What else? Well, Richmond Hill City Clerk Dawnne Money Greene won the first half of the PMFL season, missing only 46 picks all season. That’s pretty high cotton for a New Englander. In second is Bryan County Administrator Ben Grinch Taylor with 49 misses, while Georgia Southern Dean of Sororities Mark Rogerson placed third with 52 missed picks. In fourth is former Bryan County Assistant Editor Ted Schembechler O’Neil with 54 misses; Mitchell had 55 misses, the Rev. Brad Pistol St. Pete Butler had 57 misses; Clark and his nifty son Mike the Shark Clark had 58 misses, etc.

Bryan County Schools assistant superintendent Dr. Trey Robinson, who by the way had the only perfect week all year and that was in week 5, and Pembroke City Administrator Alex Jane Fonda Floyd tied with 61 misses. The biggest news came from me, because I made my patented late-season surge to finish ninth with 73 misses.

Last was District 1 County Commissioner Noah Gravy Boat Covington, with 74 misses.

The good old Gravy Boat is so into GOP power politics these days and he just had a grandkid, so he probably doesn’t give a rat’s caboose where he wound up.

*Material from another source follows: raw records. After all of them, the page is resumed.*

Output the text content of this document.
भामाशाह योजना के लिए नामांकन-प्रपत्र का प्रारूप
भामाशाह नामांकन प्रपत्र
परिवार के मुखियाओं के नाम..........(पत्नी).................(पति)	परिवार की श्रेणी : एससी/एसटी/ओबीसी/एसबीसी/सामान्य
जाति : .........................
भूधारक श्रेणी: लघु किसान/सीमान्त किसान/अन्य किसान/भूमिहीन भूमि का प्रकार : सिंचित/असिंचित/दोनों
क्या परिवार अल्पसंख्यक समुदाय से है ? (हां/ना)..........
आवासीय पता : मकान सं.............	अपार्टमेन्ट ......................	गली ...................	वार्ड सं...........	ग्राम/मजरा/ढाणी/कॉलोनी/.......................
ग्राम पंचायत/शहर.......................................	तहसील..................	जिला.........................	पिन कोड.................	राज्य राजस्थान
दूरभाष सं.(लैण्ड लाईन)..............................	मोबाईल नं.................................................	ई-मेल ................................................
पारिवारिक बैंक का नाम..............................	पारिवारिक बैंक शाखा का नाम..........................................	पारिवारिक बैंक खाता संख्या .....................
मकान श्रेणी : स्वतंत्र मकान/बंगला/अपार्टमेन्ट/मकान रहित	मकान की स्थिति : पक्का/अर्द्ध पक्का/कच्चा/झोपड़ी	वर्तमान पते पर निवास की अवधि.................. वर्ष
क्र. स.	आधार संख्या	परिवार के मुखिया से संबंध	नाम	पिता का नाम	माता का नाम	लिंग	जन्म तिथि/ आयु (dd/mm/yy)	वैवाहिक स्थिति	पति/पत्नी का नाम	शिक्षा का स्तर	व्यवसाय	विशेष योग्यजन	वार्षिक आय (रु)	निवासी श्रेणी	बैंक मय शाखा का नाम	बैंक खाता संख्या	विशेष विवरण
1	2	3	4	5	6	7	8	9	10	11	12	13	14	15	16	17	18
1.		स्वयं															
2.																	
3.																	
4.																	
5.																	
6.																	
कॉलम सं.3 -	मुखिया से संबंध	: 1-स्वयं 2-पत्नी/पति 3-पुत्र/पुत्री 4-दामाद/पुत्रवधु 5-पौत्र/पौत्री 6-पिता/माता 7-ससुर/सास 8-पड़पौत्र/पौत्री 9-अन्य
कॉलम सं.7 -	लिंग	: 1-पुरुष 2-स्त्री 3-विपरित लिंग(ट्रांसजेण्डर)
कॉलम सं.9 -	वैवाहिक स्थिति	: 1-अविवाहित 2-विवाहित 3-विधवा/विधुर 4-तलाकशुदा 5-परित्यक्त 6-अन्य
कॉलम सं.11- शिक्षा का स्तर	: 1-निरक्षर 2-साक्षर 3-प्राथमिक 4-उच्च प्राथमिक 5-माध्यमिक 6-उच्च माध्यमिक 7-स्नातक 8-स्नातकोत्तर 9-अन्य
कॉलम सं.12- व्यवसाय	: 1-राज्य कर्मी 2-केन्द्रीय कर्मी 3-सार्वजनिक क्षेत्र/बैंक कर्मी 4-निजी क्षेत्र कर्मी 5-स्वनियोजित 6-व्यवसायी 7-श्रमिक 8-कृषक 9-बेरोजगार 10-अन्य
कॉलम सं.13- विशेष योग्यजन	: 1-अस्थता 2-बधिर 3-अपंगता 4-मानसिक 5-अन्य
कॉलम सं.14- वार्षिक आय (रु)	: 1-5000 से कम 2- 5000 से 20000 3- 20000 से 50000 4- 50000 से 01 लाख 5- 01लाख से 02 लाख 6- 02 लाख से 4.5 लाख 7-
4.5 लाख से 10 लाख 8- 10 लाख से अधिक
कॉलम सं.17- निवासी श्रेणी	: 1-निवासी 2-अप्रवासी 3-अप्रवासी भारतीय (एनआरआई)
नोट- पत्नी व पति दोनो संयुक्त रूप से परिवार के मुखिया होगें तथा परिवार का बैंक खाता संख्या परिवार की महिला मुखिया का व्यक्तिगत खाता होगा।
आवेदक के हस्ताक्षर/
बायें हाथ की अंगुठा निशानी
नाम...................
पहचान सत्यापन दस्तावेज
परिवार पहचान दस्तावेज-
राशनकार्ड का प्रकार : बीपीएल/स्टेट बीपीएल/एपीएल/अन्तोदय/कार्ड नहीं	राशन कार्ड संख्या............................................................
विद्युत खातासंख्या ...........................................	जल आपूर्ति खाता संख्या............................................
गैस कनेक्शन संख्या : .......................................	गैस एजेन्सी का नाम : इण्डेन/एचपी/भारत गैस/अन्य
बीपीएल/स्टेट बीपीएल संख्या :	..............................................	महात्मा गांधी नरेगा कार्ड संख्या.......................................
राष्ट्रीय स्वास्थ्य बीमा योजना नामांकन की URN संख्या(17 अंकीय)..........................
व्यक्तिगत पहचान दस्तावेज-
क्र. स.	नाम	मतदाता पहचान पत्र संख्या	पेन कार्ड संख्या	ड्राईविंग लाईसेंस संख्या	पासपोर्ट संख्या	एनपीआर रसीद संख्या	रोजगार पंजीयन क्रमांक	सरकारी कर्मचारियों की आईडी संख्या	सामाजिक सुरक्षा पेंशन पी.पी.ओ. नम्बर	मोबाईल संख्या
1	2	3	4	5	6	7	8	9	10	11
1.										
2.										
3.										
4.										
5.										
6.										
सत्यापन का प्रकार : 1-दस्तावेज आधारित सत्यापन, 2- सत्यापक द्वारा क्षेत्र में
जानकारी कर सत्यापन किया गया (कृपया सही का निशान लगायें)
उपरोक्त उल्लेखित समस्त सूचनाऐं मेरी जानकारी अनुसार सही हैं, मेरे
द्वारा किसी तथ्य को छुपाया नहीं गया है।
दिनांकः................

That’s what makes him such a great politician. That and his beard. It’s like he’s Caesar Augustus, if Caesar Augustus had a beard and liked UGA football and the Dixie Chicks before they turned liberal.

Coming up next week, maybe, is the second or fifth annual PMFL Bowl Challenge.

In a top secret ballot, PMFL members have already picked their winners of all 329 bowls and a tiebreaker, and those will be revealed next. Last year, yours truly was the winner. That’s because I am a very stable genius.